Aufbau Verlag (officially styled as aufbau verlag or Aufbau Verlag) is a German publishing house. Established in 1945 in Berlin on behalf of the Cultural Association for the Democratic Renewal of Germany (Kulturbund zur demokratischen Erneuerung Deutschlands e.V.), it quickly became the largest literary publisher in the German Democratic Republic (GDR). In its early years, the publisher focused on the humanistic traditions of German culture, specializing in exile and anti-fascist literature, along with works on literary and philosophical topics.
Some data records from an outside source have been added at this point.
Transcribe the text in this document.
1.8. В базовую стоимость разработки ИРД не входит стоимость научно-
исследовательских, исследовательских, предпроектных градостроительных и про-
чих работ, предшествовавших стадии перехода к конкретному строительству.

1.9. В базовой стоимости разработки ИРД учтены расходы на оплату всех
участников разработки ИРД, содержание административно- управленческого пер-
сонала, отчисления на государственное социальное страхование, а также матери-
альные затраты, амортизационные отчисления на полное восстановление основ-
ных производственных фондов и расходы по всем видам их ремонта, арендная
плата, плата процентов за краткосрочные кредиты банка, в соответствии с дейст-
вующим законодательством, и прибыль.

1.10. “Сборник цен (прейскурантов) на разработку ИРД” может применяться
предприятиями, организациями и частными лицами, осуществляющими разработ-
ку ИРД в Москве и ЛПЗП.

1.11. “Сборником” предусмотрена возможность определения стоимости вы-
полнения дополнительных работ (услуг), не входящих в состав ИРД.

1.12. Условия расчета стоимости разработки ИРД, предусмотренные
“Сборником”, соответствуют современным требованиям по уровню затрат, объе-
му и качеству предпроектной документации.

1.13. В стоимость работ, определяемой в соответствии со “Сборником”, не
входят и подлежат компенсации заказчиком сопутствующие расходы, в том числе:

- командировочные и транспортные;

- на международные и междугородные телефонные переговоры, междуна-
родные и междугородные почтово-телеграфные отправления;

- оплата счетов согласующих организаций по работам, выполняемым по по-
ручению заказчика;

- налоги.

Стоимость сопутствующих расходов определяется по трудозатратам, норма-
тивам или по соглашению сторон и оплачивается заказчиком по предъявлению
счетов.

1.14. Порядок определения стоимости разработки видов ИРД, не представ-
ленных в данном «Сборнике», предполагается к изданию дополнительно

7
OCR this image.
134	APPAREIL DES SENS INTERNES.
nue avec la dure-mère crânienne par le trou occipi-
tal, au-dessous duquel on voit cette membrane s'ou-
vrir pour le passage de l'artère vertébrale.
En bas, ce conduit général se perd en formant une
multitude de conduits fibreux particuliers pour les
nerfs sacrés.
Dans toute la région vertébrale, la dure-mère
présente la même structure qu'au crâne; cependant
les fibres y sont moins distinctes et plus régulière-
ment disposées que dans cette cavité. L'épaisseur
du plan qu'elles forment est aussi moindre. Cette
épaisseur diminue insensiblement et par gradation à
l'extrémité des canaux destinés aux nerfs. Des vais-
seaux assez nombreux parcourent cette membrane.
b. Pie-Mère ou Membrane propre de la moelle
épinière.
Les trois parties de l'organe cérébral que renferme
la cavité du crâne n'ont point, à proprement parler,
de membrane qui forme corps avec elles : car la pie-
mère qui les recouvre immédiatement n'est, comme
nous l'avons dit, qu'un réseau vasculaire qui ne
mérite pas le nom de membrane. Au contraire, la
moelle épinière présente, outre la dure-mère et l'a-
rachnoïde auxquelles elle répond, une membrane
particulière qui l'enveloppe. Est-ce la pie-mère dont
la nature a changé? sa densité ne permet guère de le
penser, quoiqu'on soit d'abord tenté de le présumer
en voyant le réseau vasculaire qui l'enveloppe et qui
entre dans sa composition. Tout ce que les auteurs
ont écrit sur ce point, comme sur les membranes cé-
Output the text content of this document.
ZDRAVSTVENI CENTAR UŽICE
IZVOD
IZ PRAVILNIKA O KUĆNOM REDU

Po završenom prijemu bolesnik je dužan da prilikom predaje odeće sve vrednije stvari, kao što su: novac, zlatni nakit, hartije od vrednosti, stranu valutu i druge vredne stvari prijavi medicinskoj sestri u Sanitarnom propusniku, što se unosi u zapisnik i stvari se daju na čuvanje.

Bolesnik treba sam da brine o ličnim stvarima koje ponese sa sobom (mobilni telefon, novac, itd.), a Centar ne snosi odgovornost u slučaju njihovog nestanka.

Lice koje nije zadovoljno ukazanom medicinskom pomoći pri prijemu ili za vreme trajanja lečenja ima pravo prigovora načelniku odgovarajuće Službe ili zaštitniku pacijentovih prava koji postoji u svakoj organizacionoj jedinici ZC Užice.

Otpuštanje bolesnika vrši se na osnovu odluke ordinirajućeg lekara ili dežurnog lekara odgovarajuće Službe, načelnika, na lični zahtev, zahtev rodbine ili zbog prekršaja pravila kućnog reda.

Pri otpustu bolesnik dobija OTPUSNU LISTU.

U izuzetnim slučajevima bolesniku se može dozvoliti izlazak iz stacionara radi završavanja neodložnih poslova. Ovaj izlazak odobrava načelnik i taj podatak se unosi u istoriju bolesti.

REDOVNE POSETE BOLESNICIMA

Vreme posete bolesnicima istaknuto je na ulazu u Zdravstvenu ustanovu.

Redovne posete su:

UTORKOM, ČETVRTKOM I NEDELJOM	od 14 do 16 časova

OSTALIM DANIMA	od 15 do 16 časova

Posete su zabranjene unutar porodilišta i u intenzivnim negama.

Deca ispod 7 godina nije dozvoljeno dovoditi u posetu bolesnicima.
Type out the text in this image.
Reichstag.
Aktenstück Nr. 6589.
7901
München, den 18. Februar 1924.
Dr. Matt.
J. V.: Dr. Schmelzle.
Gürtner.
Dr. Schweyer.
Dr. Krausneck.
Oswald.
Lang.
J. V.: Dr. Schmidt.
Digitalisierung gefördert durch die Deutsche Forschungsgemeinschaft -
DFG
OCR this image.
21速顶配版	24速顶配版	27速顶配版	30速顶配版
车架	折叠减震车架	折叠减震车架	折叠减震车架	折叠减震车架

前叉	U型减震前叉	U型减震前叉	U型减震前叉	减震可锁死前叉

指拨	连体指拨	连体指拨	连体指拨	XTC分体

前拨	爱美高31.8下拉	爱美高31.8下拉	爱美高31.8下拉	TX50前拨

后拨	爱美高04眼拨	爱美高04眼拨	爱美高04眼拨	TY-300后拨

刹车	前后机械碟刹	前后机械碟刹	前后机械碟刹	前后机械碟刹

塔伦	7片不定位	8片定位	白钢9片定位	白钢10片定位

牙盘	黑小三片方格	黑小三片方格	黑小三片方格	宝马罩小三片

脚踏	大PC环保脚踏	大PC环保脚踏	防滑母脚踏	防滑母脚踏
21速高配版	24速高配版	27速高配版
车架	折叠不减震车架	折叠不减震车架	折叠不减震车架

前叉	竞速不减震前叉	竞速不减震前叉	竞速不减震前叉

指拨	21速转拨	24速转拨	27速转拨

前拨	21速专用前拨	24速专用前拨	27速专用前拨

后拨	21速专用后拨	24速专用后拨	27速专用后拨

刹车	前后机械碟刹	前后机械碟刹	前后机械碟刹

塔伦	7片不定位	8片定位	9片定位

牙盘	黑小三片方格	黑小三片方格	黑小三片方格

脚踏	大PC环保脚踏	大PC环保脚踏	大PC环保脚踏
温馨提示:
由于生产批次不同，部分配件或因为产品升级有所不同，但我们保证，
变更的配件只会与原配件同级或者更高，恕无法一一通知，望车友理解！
Over time, its catalog expanded to include classical world literature and contemporary German works.

==History==
===Early years===
On August 16, 1945, Kurt Wilhelm, Heinz Willmann, Klaus Gysi, and Otto Schiele founded the “Aufbau-Verlags-Gesellschaft mit beschränkter Haftung” as trustees on behalf of the recently established Kulturbund zur demokratischen Erneuerung Deutschlands. Wilhelm, a publishing bookseller, and Schiele, a publishing businessman, became the managing directors of the company. Paragraph 4 of the company agreement stipulated that the interests of the Kulturbund must be safeguarded as long as the organization's journals and sponsored publications were issued by Aufbau. In 1946, the Kulturbund e. V. acquired all shares of Aufbau-Verlag GmbH.

The license (No. 301) for the company was granted by the Soviet Military Administration in Germany (SMAD) two days later, on August 18, 1945. The military authority supported the publishing house and ensured the allocation of sufficient quantities of printing paper, which was difficult to procure after the Second World War.

===After 1991===
On September 18, 1991, the real estate entrepreneur Bernd F. Lunkewitz purchased the shares of Aufbau Verlag GmbH i.A. as well as Rütten & Loening GmbH i.A. from the Treuhandanstalt.

However, since 1995, the publishing activities were significantly hindered by substantial uncertainties regarding ownership of the publishing house, particularly concerning publishing and copyright rights.
In September 1994, statements by the Independent Commission for the Review of Party and Mass Organization Assets in the GDR raised suspicions that the privatization of the publishing houses by the Treuhandanstalt might have failed, suggesting that Aufbau Verlag was still owned by the Kulturbund, which was under the fiduciary management of the renamed Treuhandanstalt, now known as BvS.

After the BvS categorically denied this and rejected all claims, Lunkewitz subsequently purchased the shares of the original Aufbau Verlag GmbH, or rather the assets of Aufbau Verlag, and all associated compensation claims against the BvS directly from the Kulturbund.
The subsequent legal proceedings against the BvS, the time required for these efforts, and the considerable costs severely impacted the publishing house.